Hostility to Employee’s Alleged “Disloyal” Conduct Supports Retaliation Claim

In Vosburgh v. American Nat. Red Cross, 2014 WL 4826688 (N.D.N.Y. Sept. 29, 2014), the court denied defendant’s summary judgment motion regarding plaintiff’s retaliation claim (but granted it regarding plaintiff’s wage and individual liability claims). As to her retaliation claim, the court held:

[T]o prevail at the pretext stage of the McDonnell–Douglas analysis, a plaintiff must show that the employer’s proffered non-retaliatory reason is both false and a pretext for retaliation.

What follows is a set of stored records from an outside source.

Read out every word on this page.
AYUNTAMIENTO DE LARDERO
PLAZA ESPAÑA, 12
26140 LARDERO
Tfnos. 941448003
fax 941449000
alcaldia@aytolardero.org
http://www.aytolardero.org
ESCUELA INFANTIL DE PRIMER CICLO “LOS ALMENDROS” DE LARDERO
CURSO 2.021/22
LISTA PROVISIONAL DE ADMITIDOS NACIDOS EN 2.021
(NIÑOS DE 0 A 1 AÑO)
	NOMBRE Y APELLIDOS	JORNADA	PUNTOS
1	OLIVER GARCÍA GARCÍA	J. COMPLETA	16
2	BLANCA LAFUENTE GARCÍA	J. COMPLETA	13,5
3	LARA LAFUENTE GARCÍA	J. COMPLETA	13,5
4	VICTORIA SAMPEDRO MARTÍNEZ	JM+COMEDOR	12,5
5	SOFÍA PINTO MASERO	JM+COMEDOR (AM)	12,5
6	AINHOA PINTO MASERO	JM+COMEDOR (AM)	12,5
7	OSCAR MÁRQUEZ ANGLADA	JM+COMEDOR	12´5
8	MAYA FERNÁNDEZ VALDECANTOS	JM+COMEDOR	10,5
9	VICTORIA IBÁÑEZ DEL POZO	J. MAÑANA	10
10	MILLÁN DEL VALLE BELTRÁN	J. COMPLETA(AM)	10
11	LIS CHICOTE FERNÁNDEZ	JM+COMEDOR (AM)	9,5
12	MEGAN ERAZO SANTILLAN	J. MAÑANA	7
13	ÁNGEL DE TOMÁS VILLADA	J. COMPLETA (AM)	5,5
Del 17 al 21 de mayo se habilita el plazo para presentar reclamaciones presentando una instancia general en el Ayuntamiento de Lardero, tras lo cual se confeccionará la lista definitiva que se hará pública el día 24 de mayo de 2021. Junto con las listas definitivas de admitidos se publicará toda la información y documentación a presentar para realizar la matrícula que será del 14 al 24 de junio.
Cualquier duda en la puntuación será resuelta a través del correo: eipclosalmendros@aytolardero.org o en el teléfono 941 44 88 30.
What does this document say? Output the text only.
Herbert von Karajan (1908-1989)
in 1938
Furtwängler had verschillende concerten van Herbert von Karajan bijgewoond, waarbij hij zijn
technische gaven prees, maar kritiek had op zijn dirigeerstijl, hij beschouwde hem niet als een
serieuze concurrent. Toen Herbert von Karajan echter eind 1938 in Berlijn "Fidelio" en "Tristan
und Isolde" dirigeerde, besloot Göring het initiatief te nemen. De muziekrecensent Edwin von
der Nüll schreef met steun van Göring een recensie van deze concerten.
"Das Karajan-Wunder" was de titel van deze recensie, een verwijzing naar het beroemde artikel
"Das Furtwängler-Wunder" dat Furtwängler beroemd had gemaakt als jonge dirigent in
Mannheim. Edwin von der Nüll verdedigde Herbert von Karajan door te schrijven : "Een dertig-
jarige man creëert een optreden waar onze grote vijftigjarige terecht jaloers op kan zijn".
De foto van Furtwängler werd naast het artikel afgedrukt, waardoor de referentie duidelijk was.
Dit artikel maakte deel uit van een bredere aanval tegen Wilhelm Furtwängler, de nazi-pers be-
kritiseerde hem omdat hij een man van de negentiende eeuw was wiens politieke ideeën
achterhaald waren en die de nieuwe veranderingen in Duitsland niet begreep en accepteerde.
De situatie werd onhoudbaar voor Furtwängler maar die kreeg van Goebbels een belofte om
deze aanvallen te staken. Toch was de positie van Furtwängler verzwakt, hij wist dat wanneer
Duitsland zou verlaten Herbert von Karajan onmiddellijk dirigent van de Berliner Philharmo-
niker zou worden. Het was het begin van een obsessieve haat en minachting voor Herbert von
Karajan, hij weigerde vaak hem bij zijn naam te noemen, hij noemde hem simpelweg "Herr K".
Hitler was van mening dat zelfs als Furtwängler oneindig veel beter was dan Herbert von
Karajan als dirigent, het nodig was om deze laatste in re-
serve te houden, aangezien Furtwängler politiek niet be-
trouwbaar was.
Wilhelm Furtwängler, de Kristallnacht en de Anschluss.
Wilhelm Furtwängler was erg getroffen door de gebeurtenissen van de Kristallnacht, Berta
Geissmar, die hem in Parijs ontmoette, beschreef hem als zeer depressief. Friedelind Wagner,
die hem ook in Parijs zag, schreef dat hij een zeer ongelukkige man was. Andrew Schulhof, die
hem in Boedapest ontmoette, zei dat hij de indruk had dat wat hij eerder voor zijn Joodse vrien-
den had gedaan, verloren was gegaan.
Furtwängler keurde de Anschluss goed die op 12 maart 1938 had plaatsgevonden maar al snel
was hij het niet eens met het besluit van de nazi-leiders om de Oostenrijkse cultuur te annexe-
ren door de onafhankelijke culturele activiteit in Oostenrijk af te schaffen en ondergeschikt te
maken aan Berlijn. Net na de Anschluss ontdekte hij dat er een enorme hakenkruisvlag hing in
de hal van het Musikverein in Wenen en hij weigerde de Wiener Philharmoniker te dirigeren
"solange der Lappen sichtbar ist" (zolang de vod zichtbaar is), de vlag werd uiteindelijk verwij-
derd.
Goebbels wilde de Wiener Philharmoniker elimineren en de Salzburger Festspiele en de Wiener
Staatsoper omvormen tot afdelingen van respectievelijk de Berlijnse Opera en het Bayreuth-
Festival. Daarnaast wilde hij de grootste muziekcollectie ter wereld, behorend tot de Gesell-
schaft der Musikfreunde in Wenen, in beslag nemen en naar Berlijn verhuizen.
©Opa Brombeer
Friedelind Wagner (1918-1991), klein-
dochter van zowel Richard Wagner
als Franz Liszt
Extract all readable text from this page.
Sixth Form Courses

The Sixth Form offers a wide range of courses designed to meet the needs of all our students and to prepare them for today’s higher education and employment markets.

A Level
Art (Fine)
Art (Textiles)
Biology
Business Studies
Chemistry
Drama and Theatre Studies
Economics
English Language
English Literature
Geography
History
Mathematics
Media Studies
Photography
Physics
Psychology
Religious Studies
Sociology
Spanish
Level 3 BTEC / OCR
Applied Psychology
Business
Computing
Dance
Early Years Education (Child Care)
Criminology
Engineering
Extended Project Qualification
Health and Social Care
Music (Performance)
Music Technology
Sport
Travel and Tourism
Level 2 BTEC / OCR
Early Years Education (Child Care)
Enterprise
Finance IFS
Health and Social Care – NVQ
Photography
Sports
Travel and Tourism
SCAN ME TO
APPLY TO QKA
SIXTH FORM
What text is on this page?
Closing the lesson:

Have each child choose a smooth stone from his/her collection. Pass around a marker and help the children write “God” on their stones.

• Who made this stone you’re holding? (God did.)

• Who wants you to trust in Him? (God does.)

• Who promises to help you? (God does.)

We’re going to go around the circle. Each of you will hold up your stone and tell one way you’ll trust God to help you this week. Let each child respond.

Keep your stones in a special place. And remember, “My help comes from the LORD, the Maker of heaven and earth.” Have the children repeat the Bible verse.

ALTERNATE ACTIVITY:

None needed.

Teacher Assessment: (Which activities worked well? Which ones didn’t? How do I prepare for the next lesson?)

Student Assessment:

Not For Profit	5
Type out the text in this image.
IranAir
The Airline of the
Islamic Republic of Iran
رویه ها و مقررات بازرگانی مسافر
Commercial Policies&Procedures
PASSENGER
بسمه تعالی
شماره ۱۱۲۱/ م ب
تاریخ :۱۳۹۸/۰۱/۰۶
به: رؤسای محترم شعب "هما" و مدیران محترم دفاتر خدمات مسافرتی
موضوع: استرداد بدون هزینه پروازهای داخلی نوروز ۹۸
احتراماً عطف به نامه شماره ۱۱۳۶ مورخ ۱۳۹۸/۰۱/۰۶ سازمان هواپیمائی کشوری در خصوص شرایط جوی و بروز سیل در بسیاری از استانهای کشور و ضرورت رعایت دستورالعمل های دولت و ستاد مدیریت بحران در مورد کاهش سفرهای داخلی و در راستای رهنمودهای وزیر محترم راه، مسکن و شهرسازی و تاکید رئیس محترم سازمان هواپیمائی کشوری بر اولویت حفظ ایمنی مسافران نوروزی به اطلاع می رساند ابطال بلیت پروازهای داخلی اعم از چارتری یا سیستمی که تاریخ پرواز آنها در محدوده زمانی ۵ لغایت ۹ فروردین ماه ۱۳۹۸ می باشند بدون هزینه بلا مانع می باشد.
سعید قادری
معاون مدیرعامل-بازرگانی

There are disputed issues of fact as to whether Defendants’ proffered reasons for reassigning Plaintiff were false. Furthermore, Defendants’ hostility to Plaintiff’s “disloyal” conduct, combined with the relative temporal proximity between Plaintiff’s CCL Complaint and her reassignment, might support an inference that Defendants’ proffered reasons are pretext for retaliation—i.e., that retaliation was the but-for cause of Plaintiff’s reassignment. … Accordingly, Plaintiff has met her burden at the pretext stage, and Defendants are not entitled to summary judgment on Plaintiff’s retaliation claim.